I present an acoustic analysis of the English and Norwegian spoken by contemporary heritage Norwegian-English bilinguals from northwestern Minnesota to evaluate claims of Norwegian substrate influence on the development of Upper Midwestern American English dialects. Specifically, this paper focuses on the English /o/ vowel, as in ‘goat’ or ‘boat,’ with a flat or falling trajectory (i.e., monophthongal /o/), that is a regional feature of the English of Minnesota and North Dakota (Allen, 1973–1976, vol. 3, pp. 22–23; Moen, 1988; Purnell, Raimy, & Salmons, in press; Thomas, 2001).
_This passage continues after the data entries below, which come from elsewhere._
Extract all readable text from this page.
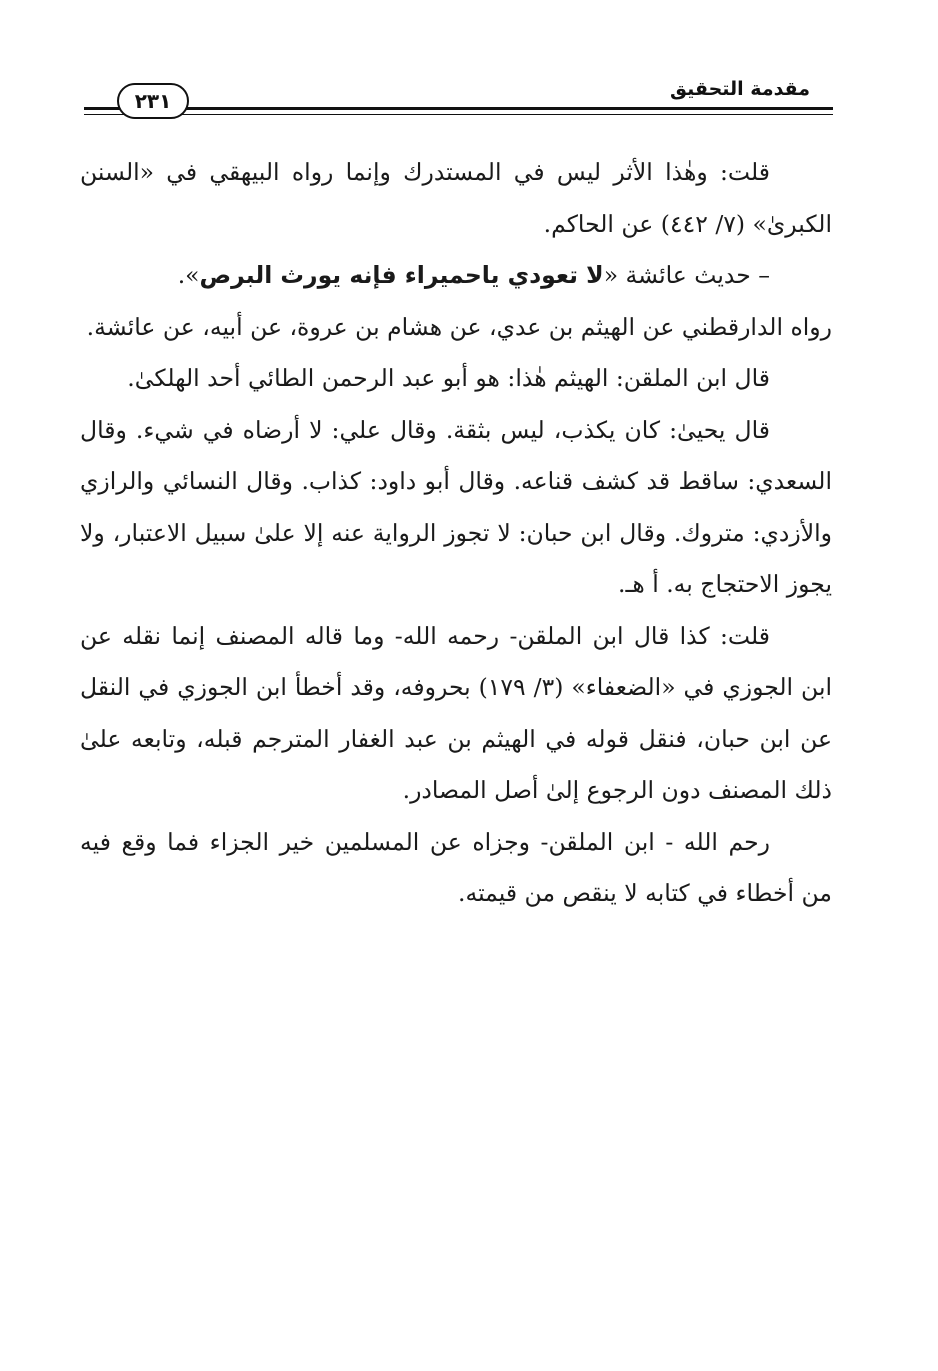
مقدمة التحقيق
٢٣١

قلت: وهٰذا الأثر ليس في المستدرك وإنما رواه البيهقي في «السنن الكبرىٰ» (٧/ ٤٤٢) عن الحاكم.

– حديث عائشة «لا تعودي ياحميراء فإنه يورث البرص».

رواه الدارقطني عن الهيثم بن عدي، عن هشام بن عروة، عن أبيه، عن عائشة.

قال ابن الملقن: الهيثم هٰذا: هو أبو عبد الرحمن الطائي أحد الهلكىٰ.

قال يحيىٰ: كان يكذب، ليس بثقة. وقال علي: لا أرضاه في شيء. وقال السعدي: ساقط قد كشف قناعه. وقال أبو داود: كذاب. وقال النسائي والرازي والأزدي: متروك. وقال ابن حبان: لا تجوز الرواية عنه إلا علىٰ سبيل الاعتبار، ولا يجوز الاحتجاج به. أ هـ.

قلت: كذا قال ابن الملقن- رحمه الله- وما قاله المصنف إنما نقله عن ابن الجوزي في «الضعفاء» (٣/ ١٧٩) بحروفه، وقد أخطأ ابن الجوزي في النقل عن ابن حبان، فنقل قوله في الهيثم بن عبد الغفار المترجم قبله، وتابعه علىٰ ذلك المصنف دون الرجوع إلىٰ أصل المصادر.

رحم الله - ابن الملقن- وجزاه عن المسلمين خير الجزاء فما وقع فيه من أخطاء في كتابه لا ينقص من قيمته.
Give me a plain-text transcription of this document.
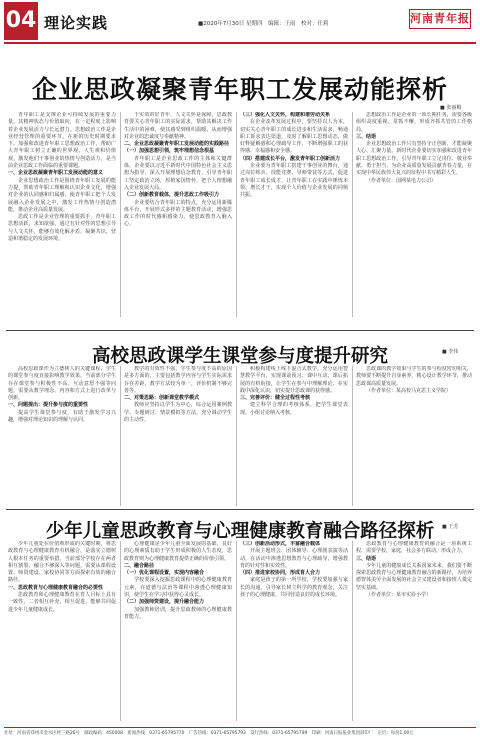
04 理论实践	■2020年7月30日 星期四　编辑：王雨　校对：任莉	河南青年报
企业思政凝聚青年职工发展动能探析
■ 张丽梅

青年职工是支撑企业可持续发展的重要力量，其精神状态与价值取向，在一定程度上影响着企业发展活力与长远潜力。思想政治工作是企业经营管理的重要环节，在新的历史时期要求下，加强和改进青年职工思想政治工作，帮助广大青年职工树立正确的世界观、人生观和价值观，激发他们干事创业的热情与创造活力，是当前企业思政工作面临的重要课题。

一、企业思政凝聚青年职工发展动能的意义

企业思想政治工作是围绕青年职工发展的能力提，帮助青年职工理解和认识企业文化，增强对企业的认同感和归属感，使青年职工把个人发展融入企业发展之中，激发工作热情与创造潜能，推动企业高质量发展。

思政工作是企业管理的重要抓手，青年职工思想活跃、求知欲强，通过有针对性的思想引导与人文关怀，能够有效化解矛盾，凝聚共识，营造和谐稳定的发展环境。

干实效的好青年，人文关怀是保障，思政教育要关心青年职工的实际需求，帮助其解决工作生活中的困难，使其感受到组织温暖，从而增强对企业的忠诚度与奉献精神。

二、企业思政凝聚青年职工发展动能的实践路径

（一）加强思想引领，筑牢理想信念根基

青年职工是企业思政工作的主体和关键群体，企业要以习近平新时代中国特色社会主义思想为指导，深入开展理想信念教育，引导青年职工坚定政治立场，厚植家国情怀，把个人理想融入企业发展大局。

（二）创新教育载体，提升思政工作吸引力

企业要结合青年职工的特点，充分运用新媒体平台，开展形式多样的主题教育活动，增强思政工作的时代感和感染力，使思政教育入脑入心。

（三）强化人文关怀，构建和谐劳动关系

在企业改革发展过程中，要坚持以人为本，切实关心青年职工的成长进步和生活需求，畅通职工诉求表达渠道，及时了解职工思想动态，做好释疑解惑和心理疏导工作，不断增强职工的获得感、幸福感和安全感。

（四）搭建成长平台，激发青年职工创新活力

企业要为青年职工搭建干事创业的舞台，通过岗位练兵、技能竞赛、导师带徒等方式，促进青年职工成长成才，让青年职工在实践中锤炼本领、增长才干，实现个人价值与企业发展的同频共振。

思想政治工作是企业的一项长期任务，需要各级组织高度重视、常抓不懈，形成齐抓共管的工作格局。

三、结语

企业思想政治工作只有坚持守正创新，才能凝聚人心、汇聚力量。新时代企业要切实加强和改进青年职工思想政治工作，引导青年职工立足岗位、敬业奉献、勇于担当，为企业高质量发展贡献青春力量，在实现中华民族伟大复兴的征程中书写精彩人生。

（作者单位：国网某电力公司）

高校思政课学生课堂参与度提升研究	■ 李伟

高校思政课作为立德树人的关键课程，学生的课堂参与度直接影响教学效果。当前部分学生存在课堂参与积极性不高、互动意愿不强等问题，需要从教学理念、内容和方式上进行改革与创新。

一、问题提出：提升参与度的重要性

提高学生课堂参与度，有助于激发学习兴趣，增强对理论知识的理解与认同。

教学的有效性不强，学生参与度不高的原因是多方面的，主要包括教学内容与学生实际需求存在差距，教学方法较为单一，评价机制不够完善等。

二、对策思路：创新课堂教学模式

教师应坚持以学生为中心，综合运用案例教学、专题研讨、情景模拟等方法，充分调动学生的主动性。

积极构建线上线下混合式教学，充分运用智慧教学平台，实现课前预习、课中互动、课后拓展的有机衔接，让学生在参与中理解理论、在实践中深化认识，切实提升思政课的获得感。

三、完善评价：健全过程性考核

建立科学合理的考核体系，把学生课堂表现、小组讨论纳入考核。

思政课的教学效果与学生的参与程度密切相关，教师要不断提升自身素养，精心设计教学环节，推动思政课高质量发展。

（作者单位：某高校马克思主义学院）

少年儿童思政教育与心理健康教育融合路径探析	■ 王芳

少年儿童处在价值观形成的关键时期，将思政教育与心理健康教育有机融合，是落实立德树人根本任务的重要举措。当前部分学校存在两者相互割裂、融合不够深入等问题，需要从课程设置、师资建设、家校协同等方面探索有效的融合路径。

一、思政教育与心理健康教育融合的必要性

思政教育和心理健康教育在育人目标上具有一致性，二者相互补充、相互促进，能够共同促进少年儿童健康成长。

心理健康是少年儿童全面发展的基础，良好的心理素质有助于学生形成积极的人生态度，思政教育则为心理健康教育提供正确的价值引领。

二、融合路径

（一）优化课程设置，实现内容融合

学校要深入挖掘思政课程中的心理健康教育元素，在道德与法治等课程中渗透心理健康知识，使学生在学习中获得心灵成长。

（二）加强师资建设，提升融合能力

加强教师培训，提升思政教师的心理健康教育能力。

（三）创新活动形式，丰富融合载体

开展主题班会、团体辅导、心理剧表演等活动，在活动中渗透思想教育与心理疏导，增强教育的针对性和实效性。

（四）推进家校协同，形成育人合力

家庭是孩子的第一所学校，学校要加强与家长的沟通，引导家长树立科学的教育观念，关注孩子的心理健康，共同营造良好的成长环境。

思政教育与心理健康教育的融合是一项系统工程，需要学校、家庭、社会多方联动，形成合力。

三、结语

少年儿童的健康成长关系国家未来。我们要不断探索思政教育与心理健康教育融合的新路径，为培养德智体美劳全面发展的社会主义建设者和接班人奠定坚实基础。

（作者单位：某市实验小学）

社址：河南省郑州市金水区经三路26号　邮政编码：450008　新闻热线：0371-65795770　广告热线：0371-65795793　发行热线：0371-65795789　印刷：河南日报报业集团彩印厂　定价：每份1.00元
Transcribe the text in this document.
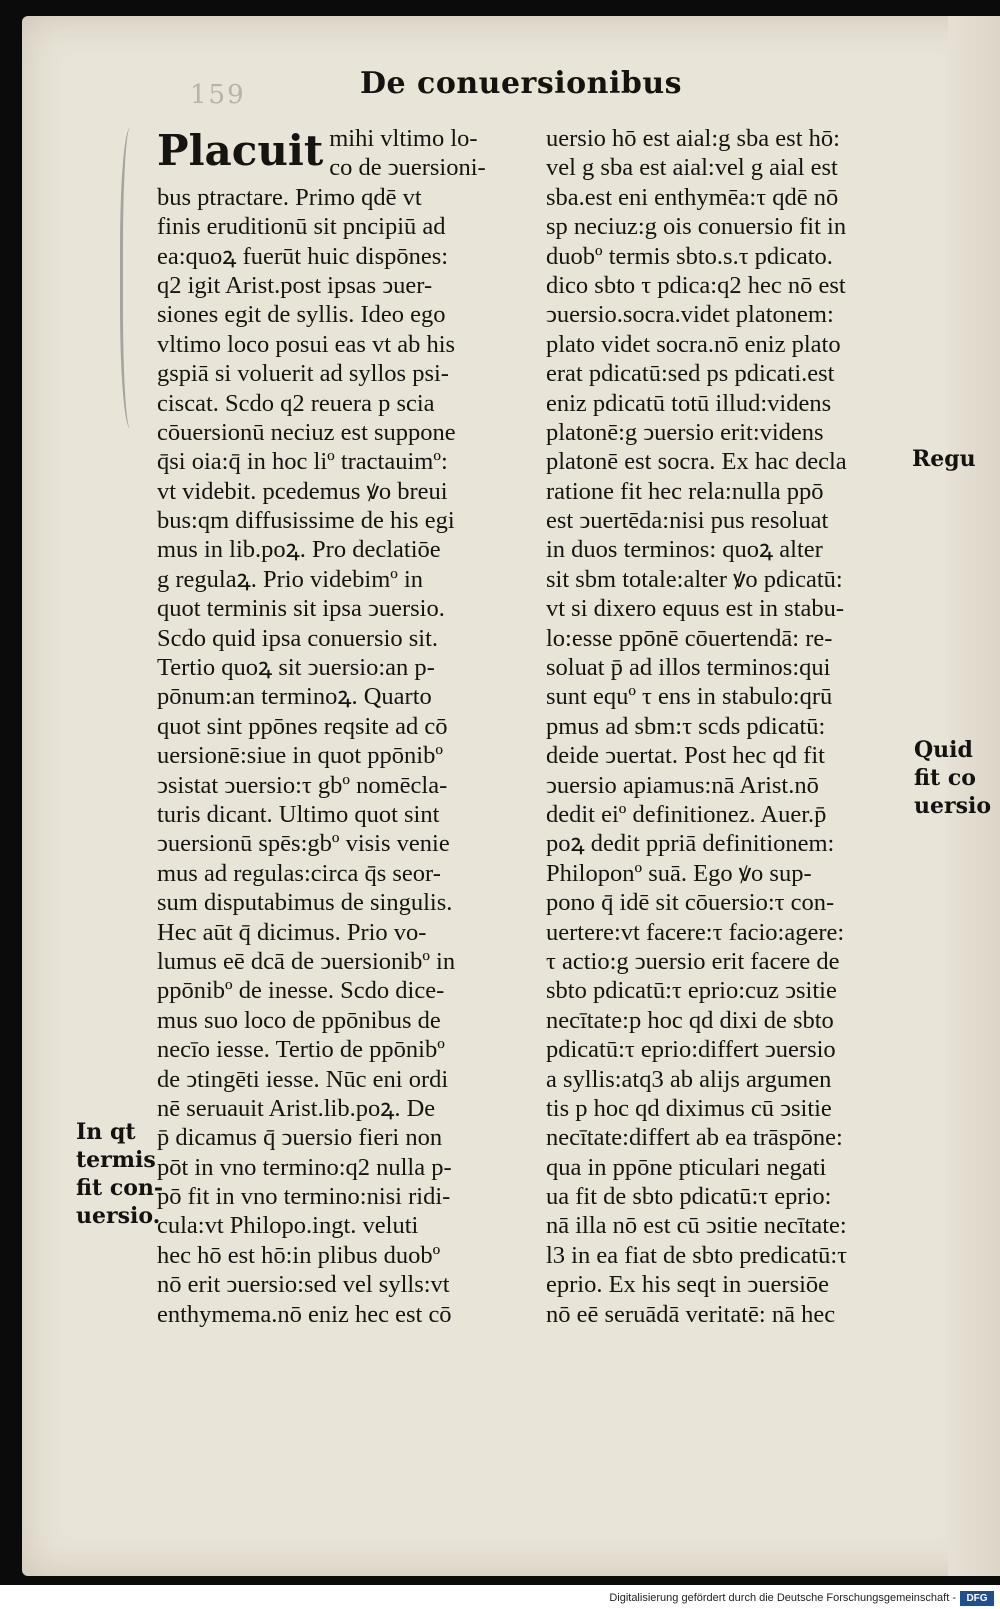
159	De conuersionibus
Placuit mihi vltimo lo-
co de ↄuersioni-
bus ptractare. Primo qdē vt
finis eruditionū sit pncipiū ad
ea:quoꝝ fuerūt huic dispōnes:
q2 igit Arist.post ipsas ↄuer-
siones egit de syllis. Ideo ego
vltimo loco posui eas vt ab his
gspiā si voluerit ad syllos psi-
ciscat. Scdo q2 reuera p scia
cōuersionū neciuz est suppone
q̄si oia:q̄ in hoc liº tractauimº:
vt videbit. pcedemus ꝟo breui
bus:qm diffusissime de his egi
mus in lib.poꝝ. Pro declatiōe
g regulaꝝ. Prio videbimº in
quot terminis sit ipsa ↄuersio.
Scdo quid ipsa conuersio sit.
Tertio quoꝝ sit ↄuersio:an p-
pōnum:an terminoꝝ. Quarto
quot sint ppōnes reqsite ad cō
uersionē:siue in quot ppōnibº
ↄsistat ↄuersio:τ gbº nomēcla-
turis dicant. Ultimo quot sint
ↄuersionū spēs:gbº visis venie
mus ad regulas:circa q̄s seor-
sum disputabimus de singulis.
Hec aūt q̄ dicimus. Prio vo-
lumus eē dcā de ↄuersionibº in
ppōnibº de inesse. Scdo dice-
mus suo loco de ppōnibus de
necīo iesse. Tertio de ppōnibº
de ↄtingēti iesse. Nūc eni ordi
nē seruauit Arist.lib.poꝝ. De
p̄ dicamus q̄ ↄuersio fieri non
pōt in vno termino:q2 nulla p-
pō fit in vno termino:nisi ridi-
cula:vt Philopo.ingt. veluti
hec hō est hō:in plibus duobº
nō erit ↄuersio:sed vel sylls:vt
enthymema.nō eniz hec est cō
uersio hō est aial:g sba est hō:
vel g sba est aial:vel g aial est
sba.est eni enthymēa:τ qdē nō
sp neciuz:g ois conuersio fit in
duobº termis sbto.s.τ pdicato.
dico sbto τ pdica:q2 hec nō est
ↄuersio.socra.videt platonem:
plato videt socra.nō eniz plato
erat pdicatū:sed ps pdicati.est
eniz pdicatū totū illud:videns
platonē:g ↄuersio erit:videns
platonē est socra. Ex hac decla
ratione fit hec rela:nulla ppō
est ↄuertēda:nisi pus resoluat
in duos terminos: quoꝝ alter
sit sbm totale:alter ꝟo pdicatū:
vt si dixero equus est in stabu-
lo:esse ppōnē cōuertendā: re-
soluat p̄ ad illos terminos:qui
sunt equº τ ens in stabulo:qrū
pmus ad sbm:τ scds pdicatū:
deide ↄuertat. Post hec qd fit
ↄuersio apiamus:nā Arist.nō
dedit eiº definitionez. Auer.p̄
poꝝ dedit ppriā definitionem:
Philoponº suā. Ego ꝟo sup-
pono q̄ idē sit cōuersio:τ con-
uertere:vt facere:τ facio:agere:
τ actio:g ↄuersio erit facere de
sbto pdicatū:τ eprio:cuz ↄsitie
necītate:p hoc qd dixi de sbto
pdicatū:τ eprio:differt ↄuersio
a syllis:atq3 ab alijs argumen
tis p hoc qd diximus cū ↄsitie
necītate:differt ab ea trāspōne:
qua in ppōne pticulari negati
ua fit de sbto pdicatū:τ eprio:
nā illa nō est cū ↄsitie necītate:
l3 in ea fiat de sbto predicatū:τ
eprio. Ex his seqt in ↄuersiōe
nō eē seruādā veritatē: nā hec
In qt
termis
fit con-
uersio.
Regu
Quid
fit co
uersio
Digitalisierung gefördert durch die Deutsche Forschungsgemeinschaft -	DFG
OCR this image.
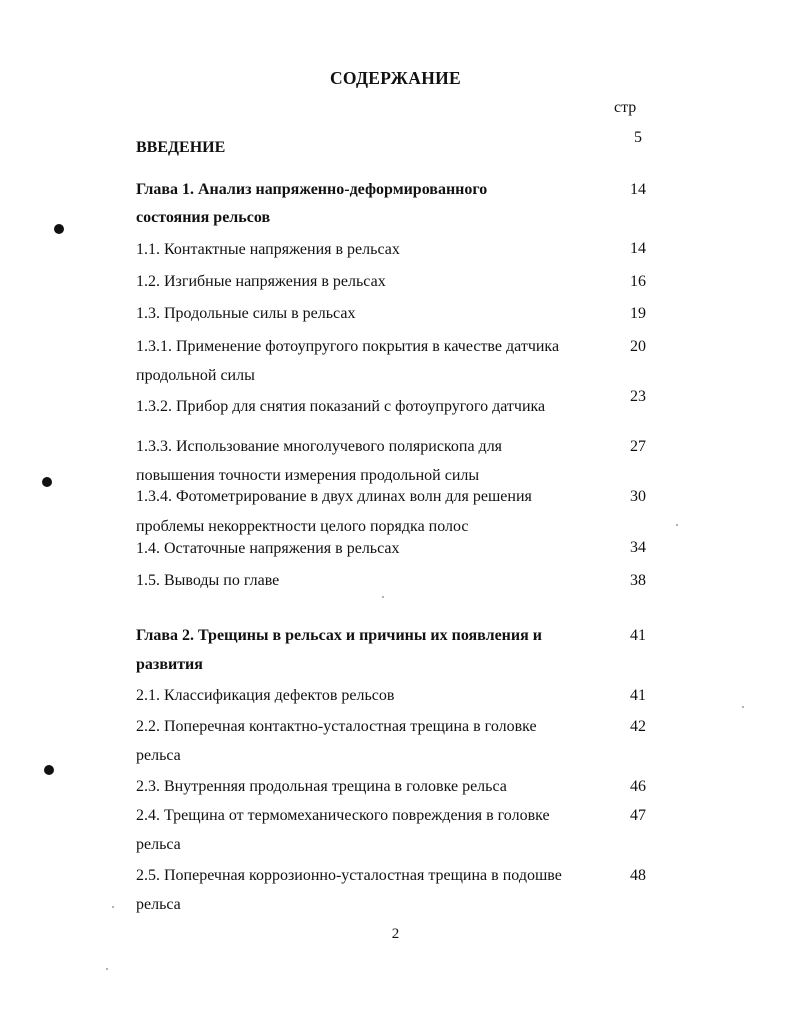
СОДЕРЖАНИЕ
стр
ВВЕДЕНИЕ
5
Глава 1. Анализ напряженно-деформированного	14
состояния рельсов
1.1. Контактные напряжения в рельсах	14
1.2. Изгибные напряжения в рельсах	16
1.3. Продольные силы в рельсах	19
1.3.1. Применение фотоупругого покрытия в качестве датчика	20
продольной силы
1.3.2. Прибор для снятия показаний с фотоупругого датчика
23
1.3.3. Использование многолучевого полярископа для	27
повышения точности измерения продольной силы
1.3.4. Фотометрирование в двух длинах волн для решения	30
проблемы некорректности целого порядка полос
1.4. Остаточные напряжения в рельсах	34
1.5. Выводы по главе	38
Глава 2. Трещины в рельсах и причины их появления и	41
развития
2.1. Классификация дефектов рельсов	41
2.2. Поперечная контактно-усталостная трещина в головке	42
рельса
2.3. Внутренняя продольная трещина в головке рельса	46
2.4. Трещина от термомеханического повреждения в головке	47
рельса
2.5. Поперечная коррозионно-усталостная трещина в подошве	48
рельса
2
Thomas (2001, p. 72) points to transfer from the Scandinavian languages’ (primarily Norwegian and Swedish) long [oː] vowels, which in many varieties of Norwegian are typically monophthongal (cf. Endresen, 1988, p. 84), as the source for monophthongal English /o/ in the region. Thomas (2001) relies on the relatively large settlements of Scandinavian immigrants in the Upper Midwest to support the Scandinavian source of this feature, yet so far we lack tests of this hypothesis. This paper seeks to fill this gap by providing both acoustic and phonological data from heritage Norwegian speakers. These data are situated in a discussion of how vowel productions reflect dialect differences within Norwegian-American communities, which enriches analyses of the adoption of substrate features into this regional variety of American English.